Et la voici de retour. J’entends l’ascenseur s’ouvrir. Dans mon sac, que j’ai sorti du chariot pour le poser sur le fauteuil du salon, je prends les gants et le pistolet. Vérifications faite, le silencieux est bien vissé, le chargeur est rempli. Je cours me cacher derrière la porte. Le tissus de mes sous-vêtements se tend et s’humidifie.
Elle entre. Le battant tourne lentement, et l’humain aux allures d’insecte entre en silence. L’espace d’une seconde, je suis fasciné par ses mouvements d’automate, à la fois précieux et désuets. Si fragile, si fragile. Soudain, elle se retourne. Son visage, d’une régularité parfaite, à l’air serein, comme si elle rencontrait une connaissance qu’elle s’attendait à voir. J’ai une trique de mulet. Mais soudain, son œil change, commence à se durcir. Je ne lui laisse pas le temps. Je tire.

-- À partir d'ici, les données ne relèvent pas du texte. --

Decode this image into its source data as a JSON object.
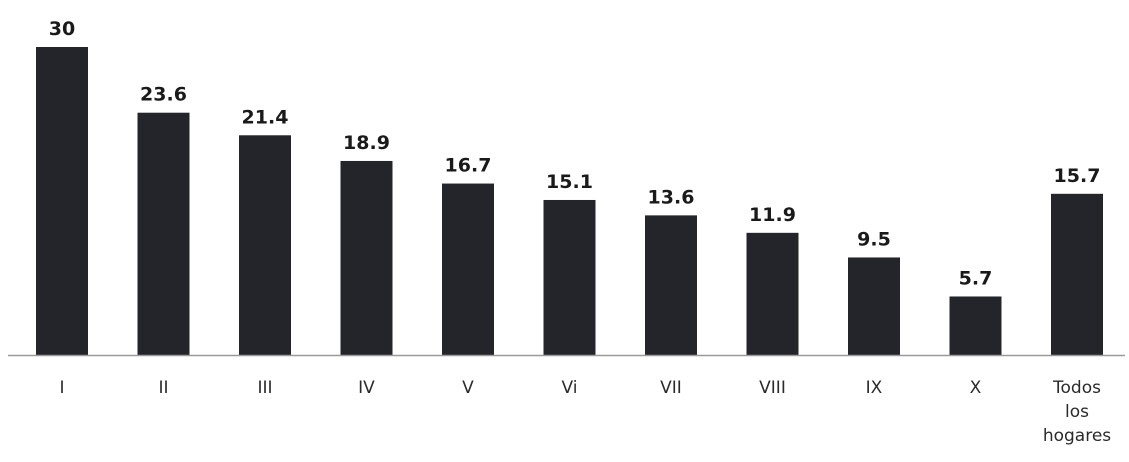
{
  "chart_data": {
    "type": "bar",
    "categories": [
      "I",
      "II",
      "III",
      "IV",
      "V",
      "Vi",
      "VII",
      "VIII",
      "IX",
      "X",
      "Todos los hogares"
    ],
    "category_lines": [
      [
        "I"
      ],
      [
        "II"
      ],
      [
        "III"
      ],
      [
        "IV"
      ],
      [
        "V"
      ],
      [
        "Vi"
      ],
      [
        "VII"
      ],
      [
        "VIII"
      ],
      [
        "IX"
      ],
      [
        "X"
      ],
      [
        "Todos",
        "los",
        "hogares"
      ]
    ],
    "values": [
      30,
      23.6,
      21.4,
      18.9,
      16.7,
      15.1,
      13.6,
      11.9,
      9.5,
      5.7,
      15.7
    ],
    "value_labels": [
      "30",
      "23.6",
      "21.4",
      "18.9",
      "16.7",
      "15.1",
      "13.6",
      "11.9",
      "9.5",
      "5.7",
      "15.7"
    ],
    "ylim": [
      0,
      30
    ],
    "grid": false,
    "legend": "none",
    "colors": {
      "bar": "#24252b",
      "axis": "#9a9a9a",
      "text": "#1a1a1a"
    }
  }
}
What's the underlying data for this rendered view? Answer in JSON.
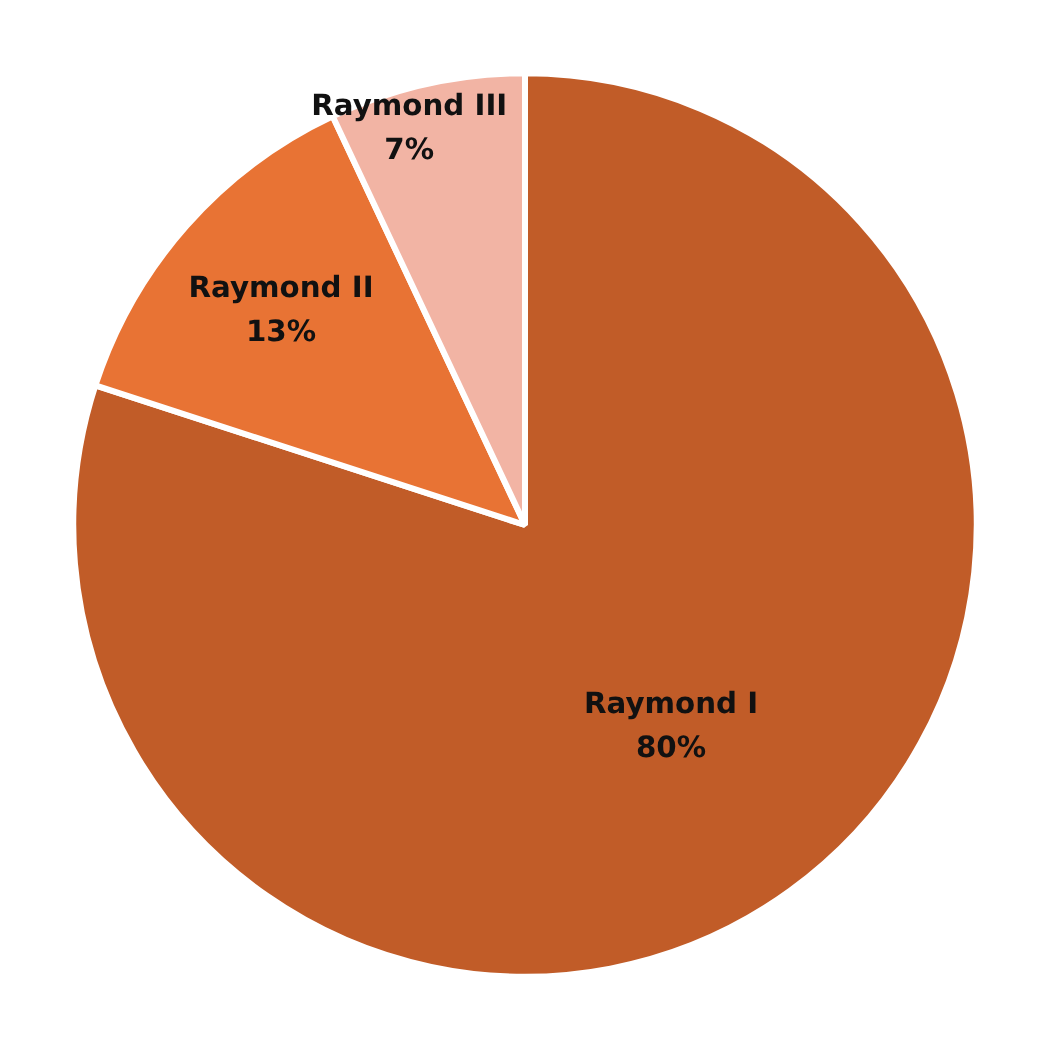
{
  "chart_data": {
    "type": "pie",
    "categories": [
      "Raymond I",
      "Raymond II",
      "Raymond III"
    ],
    "values": [
      80,
      13,
      7
    ],
    "colors": [
      "#c15c28",
      "#e87334",
      "#f2b4a4"
    ],
    "value_labels": [
      "80%",
      "13%",
      "7%"
    ],
    "legend": false
  }
}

La balle fore son chemin dans son front, à l’intérieur, la cervelle palpitante explose, puis jute par l’ouverture. Comme une poupée dont on coupe subitement les fils, elle s’affale sur elle-même, avec un bruit calfeutré. Son sang gicle sur mon visage. J’éjacule.
Dans le même mouvement, je referme la porte, tout en laissant tomber mon cul sur la moquette épaisse. La frustration cède enfin la place à la satisfaction… Elle parcourt mon corps par toutes les veines, mes nerfs se délassent. Je reste comme ça quelques minutes, sur le dos, les jambes en l’air, tressaillant de plaisir. Je déguste chaque seconde. Ça ne va pas durer.

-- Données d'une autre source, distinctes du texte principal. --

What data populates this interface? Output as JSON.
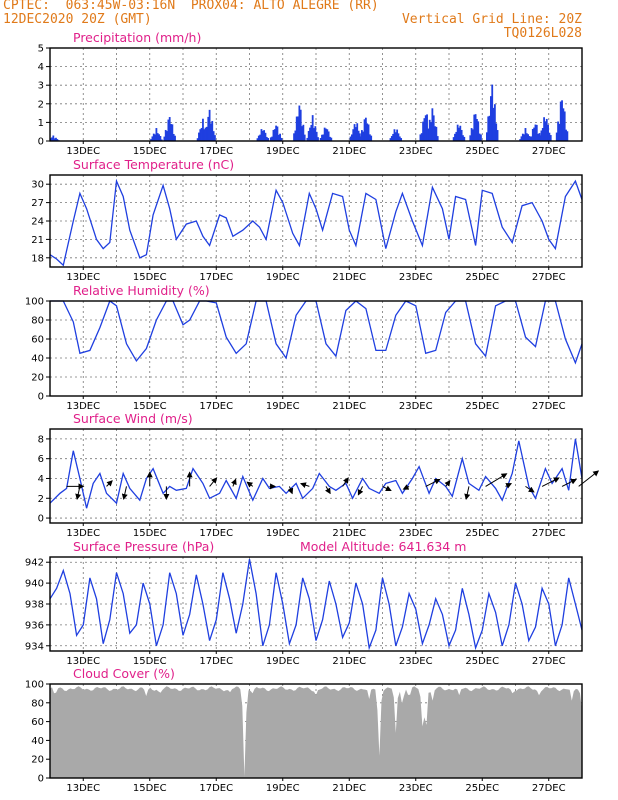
{
  "header": {
    "line1_left": "CPTEC:  063:45W-03:16N  PROX04: ALTO ALEGRE (RR)",
    "line2_left": "12DEC2020 20Z (GMT)",
    "line2_right": "Vertical Grid Line: 20Z",
    "line3_right": "TQ0126L028"
  },
  "x_tick_labels": [
    "13DEC",
    "15DEC",
    "17DEC",
    "19DEC",
    "21DEC",
    "23DEC",
    "25DEC",
    "27DEC"
  ],
  "colors": {
    "series": "#1f3fe0",
    "cloud": "#a9a9a9",
    "title": "#e0208a",
    "header": "#e07a1a"
  },
  "chart_data": [
    {
      "type": "bar",
      "title": "Precipitation (mm/h)",
      "ylim": [
        0,
        5
      ],
      "yticks": [
        0,
        1,
        2,
        3,
        4,
        5
      ],
      "x_unit": "days since 12DEC2020 20Z",
      "bursts": [
        {
          "center": 0.1,
          "peak": 0.3
        },
        {
          "center": 3.2,
          "peak": 0.7
        },
        {
          "center": 3.6,
          "peak": 1.5
        },
        {
          "center": 4.6,
          "peak": 1.2
        },
        {
          "center": 4.8,
          "peak": 1.8
        },
        {
          "center": 6.4,
          "peak": 0.8
        },
        {
          "center": 6.8,
          "peak": 1.0
        },
        {
          "center": 7.5,
          "peak": 2.2
        },
        {
          "center": 7.9,
          "peak": 1.4
        },
        {
          "center": 8.3,
          "peak": 0.9
        },
        {
          "center": 9.2,
          "peak": 1.2
        },
        {
          "center": 9.5,
          "peak": 1.5
        },
        {
          "center": 10.4,
          "peak": 0.8
        },
        {
          "center": 11.3,
          "peak": 1.8
        },
        {
          "center": 11.5,
          "peak": 1.9
        },
        {
          "center": 12.3,
          "peak": 1.1
        },
        {
          "center": 12.8,
          "peak": 1.8
        },
        {
          "center": 13.3,
          "peak": 3.3
        },
        {
          "center": 14.3,
          "peak": 0.7
        },
        {
          "center": 14.6,
          "peak": 1.1
        },
        {
          "center": 14.9,
          "peak": 1.6
        },
        {
          "center": 15.4,
          "peak": 2.7
        }
      ]
    },
    {
      "type": "line",
      "title": "Surface Temperature (nC)",
      "ylim": [
        16.5,
        31.5
      ],
      "yticks": [
        18,
        21,
        24,
        27,
        30
      ],
      "x": [
        0.0,
        0.2,
        0.4,
        0.7,
        0.9,
        1.1,
        1.4,
        1.6,
        1.8,
        2.0,
        2.2,
        2.4,
        2.7,
        2.9,
        3.1,
        3.4,
        3.6,
        3.8,
        4.1,
        4.4,
        4.6,
        4.8,
        5.1,
        5.3,
        5.5,
        5.8,
        6.1,
        6.3,
        6.5,
        6.8,
        7.0,
        7.3,
        7.5,
        7.8,
        8.0,
        8.2,
        8.5,
        8.8,
        9.0,
        9.2,
        9.5,
        9.8,
        10.1,
        10.4,
        10.6,
        10.9,
        11.2,
        11.5,
        11.8,
        12.0,
        12.2,
        12.5,
        12.8,
        13.0,
        13.3,
        13.6,
        13.9,
        14.2,
        14.5,
        14.8,
        15.0,
        15.2,
        15.5,
        15.8,
        16.0
      ],
      "y": [
        18.5,
        17.8,
        16.8,
        24.0,
        28.5,
        26.0,
        21.0,
        19.5,
        20.5,
        30.5,
        28.0,
        22.5,
        18.0,
        18.5,
        25.0,
        29.8,
        26.0,
        21.0,
        23.5,
        24.0,
        21.5,
        20.0,
        25.0,
        24.5,
        21.5,
        22.5,
        24.0,
        23.0,
        21.0,
        29.0,
        27.0,
        22.0,
        20.0,
        28.5,
        26.0,
        22.5,
        28.5,
        28.0,
        22.5,
        20.0,
        28.5,
        27.5,
        19.5,
        25.5,
        28.5,
        24.0,
        20.0,
        29.5,
        26.0,
        21.0,
        28.0,
        27.5,
        20.0,
        29.0,
        28.5,
        23.0,
        20.5,
        26.5,
        27.0,
        24.0,
        21.0,
        19.5,
        28.0,
        30.5,
        27.5
      ]
    },
    {
      "type": "line",
      "title": "Relative Humidity (%)",
      "ylim": [
        0,
        100
      ],
      "yticks": [
        0,
        20,
        40,
        60,
        80,
        100
      ],
      "x": [
        0.0,
        0.2,
        0.4,
        0.7,
        0.9,
        1.2,
        1.5,
        1.8,
        2.0,
        2.3,
        2.6,
        2.9,
        3.2,
        3.5,
        3.7,
        4.0,
        4.2,
        4.5,
        4.7,
        5.0,
        5.3,
        5.6,
        5.9,
        6.2,
        6.5,
        6.8,
        7.1,
        7.4,
        7.7,
        8.0,
        8.3,
        8.6,
        8.9,
        9.2,
        9.5,
        9.8,
        10.1,
        10.4,
        10.7,
        11.0,
        11.3,
        11.6,
        11.9,
        12.2,
        12.5,
        12.8,
        13.1,
        13.4,
        13.7,
        14.0,
        14.3,
        14.6,
        14.9,
        15.2,
        15.5,
        15.8,
        16.0
      ],
      "y": [
        100,
        100,
        100,
        78,
        45,
        48,
        72,
        100,
        95,
        55,
        37,
        50,
        80,
        100,
        100,
        75,
        80,
        100,
        100,
        98,
        62,
        45,
        55,
        100,
        100,
        55,
        40,
        85,
        100,
        100,
        55,
        42,
        90,
        100,
        92,
        48,
        48,
        85,
        100,
        95,
        45,
        48,
        88,
        100,
        100,
        55,
        42,
        95,
        100,
        100,
        62,
        52,
        100,
        100,
        60,
        35,
        55
      ]
    },
    {
      "type": "line",
      "title": "Surface Wind (m/s)",
      "ylim": [
        -0.5,
        9
      ],
      "yticks": [
        0,
        2,
        4,
        6,
        8
      ],
      "x": [
        0.0,
        0.3,
        0.5,
        0.7,
        0.9,
        1.1,
        1.3,
        1.5,
        1.7,
        2.0,
        2.2,
        2.4,
        2.7,
        2.9,
        3.1,
        3.4,
        3.6,
        3.8,
        4.1,
        4.3,
        4.6,
        4.8,
        5.1,
        5.3,
        5.6,
        5.8,
        6.1,
        6.4,
        6.6,
        6.9,
        7.1,
        7.4,
        7.6,
        7.9,
        8.1,
        8.4,
        8.6,
        8.9,
        9.1,
        9.4,
        9.6,
        9.9,
        10.1,
        10.4,
        10.6,
        10.9,
        11.1,
        11.4,
        11.6,
        11.9,
        12.1,
        12.4,
        12.6,
        12.9,
        13.1,
        13.4,
        13.6,
        13.9,
        14.1,
        14.4,
        14.6,
        14.9,
        15.1,
        15.4,
        15.6,
        15.8,
        16.0
      ],
      "y": [
        1.5,
        2.5,
        3.0,
        6.8,
        4.0,
        1.0,
        3.5,
        4.5,
        2.5,
        1.5,
        4.5,
        3.0,
        1.8,
        4.0,
        5.0,
        2.5,
        3.2,
        2.8,
        3.0,
        5.0,
        3.5,
        2.0,
        2.5,
        3.8,
        2.0,
        4.2,
        1.8,
        4.0,
        3.0,
        3.2,
        2.5,
        3.5,
        2.0,
        3.0,
        4.5,
        3.2,
        2.8,
        3.5,
        2.0,
        4.0,
        3.0,
        2.5,
        3.5,
        3.8,
        2.5,
        4.0,
        5.2,
        2.5,
        4.0,
        3.2,
        2.2,
        6.0,
        3.5,
        2.8,
        4.2,
        3.0,
        1.8,
        4.5,
        7.8,
        3.2,
        2.0,
        5.0,
        3.5,
        5.0,
        2.8,
        8.0,
        4.0
      ],
      "arrows": [
        {
          "x": 0.5,
          "u": 1.2,
          "v": 0.0
        },
        {
          "x": 0.9,
          "u": -0.2,
          "v": -0.9
        },
        {
          "x": 1.7,
          "u": 0.4,
          "v": 0.4
        },
        {
          "x": 2.3,
          "u": -0.2,
          "v": -0.9
        },
        {
          "x": 3.0,
          "u": 0.0,
          "v": 1.0
        },
        {
          "x": 3.5,
          "u": 0.0,
          "v": -0.9
        },
        {
          "x": 4.2,
          "u": 0.0,
          "v": 1.0
        },
        {
          "x": 4.8,
          "u": 0.5,
          "v": 0.6
        },
        {
          "x": 5.5,
          "u": 0.2,
          "v": 0.5
        },
        {
          "x": 6.1,
          "u": -0.4,
          "v": 0.3
        },
        {
          "x": 6.6,
          "u": 0.4,
          "v": 0.0
        },
        {
          "x": 7.2,
          "u": 0.2,
          "v": -0.5
        },
        {
          "x": 7.8,
          "u": -0.6,
          "v": 0.2
        },
        {
          "x": 8.3,
          "u": 0.3,
          "v": -0.5
        },
        {
          "x": 8.8,
          "u": 0.4,
          "v": 0.6
        },
        {
          "x": 9.4,
          "u": -0.3,
          "v": -0.6
        },
        {
          "x": 10.0,
          "u": 0.6,
          "v": -0.3
        },
        {
          "x": 10.8,
          "u": -0.4,
          "v": -0.2
        },
        {
          "x": 11.3,
          "u": 1.0,
          "v": 0.5
        },
        {
          "x": 11.9,
          "u": 0.3,
          "v": 0.4
        },
        {
          "x": 12.6,
          "u": -0.2,
          "v": -0.9
        },
        {
          "x": 13.1,
          "u": 1.5,
          "v": 0.9
        },
        {
          "x": 13.7,
          "u": 0.4,
          "v": 0.2
        },
        {
          "x": 14.3,
          "u": 0.6,
          "v": -0.4
        },
        {
          "x": 14.8,
          "u": 1.2,
          "v": 0.6
        },
        {
          "x": 15.4,
          "u": 1.0,
          "v": 0.5
        },
        {
          "x": 15.9,
          "u": 1.4,
          "v": 1.1
        }
      ]
    },
    {
      "type": "line",
      "title": "Surface Pressure (hPa)",
      "annotation": "Model Altitude: 641.634 m",
      "ylim": [
        933.5,
        942.5
      ],
      "yticks": [
        934,
        936,
        938,
        940,
        942
      ],
      "x": [
        0.0,
        0.2,
        0.4,
        0.6,
        0.8,
        1.0,
        1.2,
        1.4,
        1.6,
        1.8,
        2.0,
        2.2,
        2.4,
        2.6,
        2.8,
        3.0,
        3.2,
        3.4,
        3.6,
        3.8,
        4.0,
        4.2,
        4.4,
        4.6,
        4.8,
        5.0,
        5.2,
        5.4,
        5.6,
        5.8,
        6.0,
        6.2,
        6.4,
        6.6,
        6.8,
        7.0,
        7.2,
        7.4,
        7.6,
        7.8,
        8.0,
        8.2,
        8.4,
        8.6,
        8.8,
        9.0,
        9.2,
        9.4,
        9.6,
        9.8,
        10.0,
        10.2,
        10.4,
        10.6,
        10.8,
        11.0,
        11.2,
        11.4,
        11.6,
        11.8,
        12.0,
        12.2,
        12.4,
        12.6,
        12.8,
        13.0,
        13.2,
        13.4,
        13.6,
        13.8,
        14.0,
        14.2,
        14.4,
        14.6,
        14.8,
        15.0,
        15.2,
        15.4,
        15.6,
        15.8,
        16.0
      ],
      "y": [
        938.5,
        939.5,
        941.2,
        939.0,
        935.0,
        936.0,
        940.5,
        938.5,
        934.2,
        936.5,
        941.0,
        939.0,
        935.2,
        936.0,
        940.0,
        938.0,
        934.0,
        936.0,
        941.0,
        939.0,
        935.0,
        937.0,
        940.8,
        938.0,
        934.5,
        936.5,
        941.0,
        938.5,
        935.2,
        938.0,
        942.3,
        939.0,
        934.0,
        936.0,
        941.0,
        938.0,
        934.2,
        936.0,
        940.5,
        938.5,
        934.5,
        936.5,
        940.2,
        938.0,
        934.8,
        936.2,
        940.0,
        938.0,
        933.8,
        935.5,
        940.5,
        938.0,
        934.0,
        935.8,
        939.0,
        937.5,
        934.2,
        936.0,
        938.5,
        937.0,
        934.0,
        935.5,
        939.5,
        937.0,
        933.8,
        935.5,
        939.0,
        937.2,
        934.0,
        936.0,
        940.0,
        938.0,
        934.5,
        935.8,
        939.5,
        938.0,
        934.0,
        936.0,
        940.5,
        938.0,
        935.5
      ]
    },
    {
      "type": "area",
      "title": "Cloud Cover (%)",
      "ylim": [
        0,
        100
      ],
      "yticks": [
        0,
        20,
        40,
        60,
        80,
        100
      ],
      "baseline": 95,
      "dips": [
        {
          "x": 0.15,
          "value": 88
        },
        {
          "x": 2.9,
          "value": 87
        },
        {
          "x": 3.3,
          "value": 90
        },
        {
          "x": 5.4,
          "value": 91
        },
        {
          "x": 5.85,
          "value": 1
        },
        {
          "x": 6.1,
          "value": 90
        },
        {
          "x": 8.0,
          "value": 88
        },
        {
          "x": 9.6,
          "value": 84
        },
        {
          "x": 9.9,
          "value": 22
        },
        {
          "x": 10.4,
          "value": 48
        },
        {
          "x": 10.6,
          "value": 78
        },
        {
          "x": 10.8,
          "value": 86
        },
        {
          "x": 11.2,
          "value": 55
        },
        {
          "x": 11.3,
          "value": 48
        },
        {
          "x": 11.5,
          "value": 82
        },
        {
          "x": 12.3,
          "value": 88
        },
        {
          "x": 13.9,
          "value": 90
        },
        {
          "x": 14.7,
          "value": 88
        },
        {
          "x": 15.7,
          "value": 82
        },
        {
          "x": 16.0,
          "value": 72
        }
      ]
    }
  ]
}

La sensation disparait, je me redresse. Le machin que je viens de buter n’est plus si attirant. Encore un peu, mais pas autant. Je manipule le corps, dans l’espoir de me titiller une nouvelle fois. Je lui écarte les jambes, les bras, je le renverse dans plusieurs position, je gifle les joues, j’ouvre les yeux, plonge mon regard furieux dedans, mais non, pas moyen de retrouver une érection. Même si je le déshabillait, ça ne me ferait rien, je pense. Pas pour cette fois. Tant pis.

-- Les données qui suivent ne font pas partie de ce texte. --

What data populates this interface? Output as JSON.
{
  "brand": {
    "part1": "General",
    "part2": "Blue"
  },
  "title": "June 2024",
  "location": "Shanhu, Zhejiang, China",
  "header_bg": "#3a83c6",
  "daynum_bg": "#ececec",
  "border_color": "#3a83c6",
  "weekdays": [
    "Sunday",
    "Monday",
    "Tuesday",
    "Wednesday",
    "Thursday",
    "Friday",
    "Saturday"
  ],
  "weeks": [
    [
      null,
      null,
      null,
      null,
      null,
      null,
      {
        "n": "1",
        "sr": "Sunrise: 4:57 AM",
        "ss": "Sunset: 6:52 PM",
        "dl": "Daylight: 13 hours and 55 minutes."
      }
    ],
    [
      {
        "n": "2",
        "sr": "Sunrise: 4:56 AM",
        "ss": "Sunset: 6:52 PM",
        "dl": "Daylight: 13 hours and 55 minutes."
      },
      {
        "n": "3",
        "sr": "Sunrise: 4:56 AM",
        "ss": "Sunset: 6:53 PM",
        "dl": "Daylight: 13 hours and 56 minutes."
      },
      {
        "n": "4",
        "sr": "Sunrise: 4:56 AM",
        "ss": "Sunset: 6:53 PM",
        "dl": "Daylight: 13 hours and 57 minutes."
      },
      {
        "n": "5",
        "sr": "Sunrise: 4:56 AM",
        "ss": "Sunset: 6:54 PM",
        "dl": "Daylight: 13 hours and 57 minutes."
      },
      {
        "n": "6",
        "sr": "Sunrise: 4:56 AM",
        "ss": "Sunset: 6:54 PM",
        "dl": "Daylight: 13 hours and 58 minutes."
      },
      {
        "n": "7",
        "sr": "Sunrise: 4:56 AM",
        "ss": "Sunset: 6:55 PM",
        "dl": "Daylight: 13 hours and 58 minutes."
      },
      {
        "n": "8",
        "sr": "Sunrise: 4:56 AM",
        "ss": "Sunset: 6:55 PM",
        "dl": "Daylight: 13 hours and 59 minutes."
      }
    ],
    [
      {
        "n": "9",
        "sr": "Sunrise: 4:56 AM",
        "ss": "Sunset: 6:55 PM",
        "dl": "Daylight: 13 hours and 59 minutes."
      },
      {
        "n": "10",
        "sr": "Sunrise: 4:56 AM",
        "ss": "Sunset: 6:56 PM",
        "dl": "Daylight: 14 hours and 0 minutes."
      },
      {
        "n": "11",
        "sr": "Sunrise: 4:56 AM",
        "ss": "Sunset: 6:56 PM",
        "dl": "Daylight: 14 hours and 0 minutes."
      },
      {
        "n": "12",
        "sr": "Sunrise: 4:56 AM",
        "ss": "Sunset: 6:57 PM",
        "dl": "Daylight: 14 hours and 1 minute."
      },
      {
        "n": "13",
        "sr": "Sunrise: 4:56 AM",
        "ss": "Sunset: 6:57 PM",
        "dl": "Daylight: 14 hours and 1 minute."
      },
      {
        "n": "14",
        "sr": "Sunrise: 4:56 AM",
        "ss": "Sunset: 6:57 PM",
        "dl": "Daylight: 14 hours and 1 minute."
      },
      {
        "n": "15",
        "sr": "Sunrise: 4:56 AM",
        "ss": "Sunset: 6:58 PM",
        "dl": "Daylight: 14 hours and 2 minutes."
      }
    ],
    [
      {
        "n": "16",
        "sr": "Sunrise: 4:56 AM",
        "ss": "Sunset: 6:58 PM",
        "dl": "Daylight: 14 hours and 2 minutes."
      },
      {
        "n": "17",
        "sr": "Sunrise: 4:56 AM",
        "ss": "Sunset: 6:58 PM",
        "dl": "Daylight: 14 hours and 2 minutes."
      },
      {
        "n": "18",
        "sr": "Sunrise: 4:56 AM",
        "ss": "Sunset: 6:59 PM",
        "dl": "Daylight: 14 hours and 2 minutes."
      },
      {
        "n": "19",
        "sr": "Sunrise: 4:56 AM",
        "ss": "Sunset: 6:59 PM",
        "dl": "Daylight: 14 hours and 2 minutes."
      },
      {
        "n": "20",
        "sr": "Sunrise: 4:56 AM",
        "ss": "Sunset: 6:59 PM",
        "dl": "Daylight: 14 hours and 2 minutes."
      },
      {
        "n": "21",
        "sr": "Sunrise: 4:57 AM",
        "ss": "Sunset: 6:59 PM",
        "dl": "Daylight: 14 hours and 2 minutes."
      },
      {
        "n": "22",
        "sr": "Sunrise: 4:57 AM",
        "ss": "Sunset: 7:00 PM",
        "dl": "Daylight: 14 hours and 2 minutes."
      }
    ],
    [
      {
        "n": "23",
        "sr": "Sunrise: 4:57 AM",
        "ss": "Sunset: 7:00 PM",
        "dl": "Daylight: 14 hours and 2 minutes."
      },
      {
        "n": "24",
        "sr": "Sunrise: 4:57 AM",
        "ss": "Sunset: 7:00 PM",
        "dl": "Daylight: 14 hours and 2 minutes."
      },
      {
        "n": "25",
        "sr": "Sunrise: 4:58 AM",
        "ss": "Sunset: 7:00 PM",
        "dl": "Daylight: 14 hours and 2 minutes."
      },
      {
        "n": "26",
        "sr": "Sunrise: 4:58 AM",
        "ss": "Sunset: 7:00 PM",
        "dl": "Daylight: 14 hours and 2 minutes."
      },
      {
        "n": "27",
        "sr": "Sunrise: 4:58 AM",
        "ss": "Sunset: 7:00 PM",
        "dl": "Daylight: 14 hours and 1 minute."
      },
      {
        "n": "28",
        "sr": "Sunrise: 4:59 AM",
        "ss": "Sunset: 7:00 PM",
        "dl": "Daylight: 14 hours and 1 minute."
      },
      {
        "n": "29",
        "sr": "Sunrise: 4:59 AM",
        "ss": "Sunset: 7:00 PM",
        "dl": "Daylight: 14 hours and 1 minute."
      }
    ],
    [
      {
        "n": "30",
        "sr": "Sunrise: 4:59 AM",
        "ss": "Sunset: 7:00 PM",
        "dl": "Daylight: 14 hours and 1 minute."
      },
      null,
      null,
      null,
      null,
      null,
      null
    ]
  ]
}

Je traine le corps jusqu’à la salle de bain. Dans la baignoire, il ne me fait plus du tout d’effet. En vérité, ça ne ressemble plus qu’à un tas de chairs molles. Je ramène le trolley dans la chambre, attrape un rouleau de sacs-poubelle, puis la scie dans mon sac, et je retourne finir ma besogne. C’est facile. Ses os sont si fins qu’il me faut moins d’une heure pour tout démembrer. Je les mets dans les sacs poubelles, que je fourre dans le trolley. Il n’y a plus qu’a en sortir les produits d’entretiens les plus décapants. Je m’échine comme un beau diable pour nettoyer le sang qui a giclé partout. Pour parachever ma tâche, je nettoie une nouvelle fois la suite de fond en comble, ainsi que les colonnes du baldaquin.
Le chariot chargé pèse des tonnes, mais je ne peux pas m’empêcher de sourire quand je sors de là. Quelle chance d’avoir surpris cette discussion hier, entre le directeur et son chef de la sécurité : la panne générale des caméras de surveillance ne serait réparée que dans deux jours. Une occasion pareille, je n’avais pas le droit de la laisser passer. Ca a même été une révélation : désormais, je serais mon propre nettoyeur. Arrivé au sous-sol, je n’ai plus qu’à balancer les sacs dans les containeurs. Le grouillot ne fait même pas attention à ma présence. Comble de veine, la benne à ordure arrive. Dans un coin discret, j’observe les éboueurs lancer mes paquets à l’intérieur du véhicule, sans rien remarquer. Tout est bon. On ne se doutera même pas du meurtre, tout au plus de la disparition du phasme. Je remonte. Je range le trolley dans son local. Je salue le gardien de nuit. Je rentre.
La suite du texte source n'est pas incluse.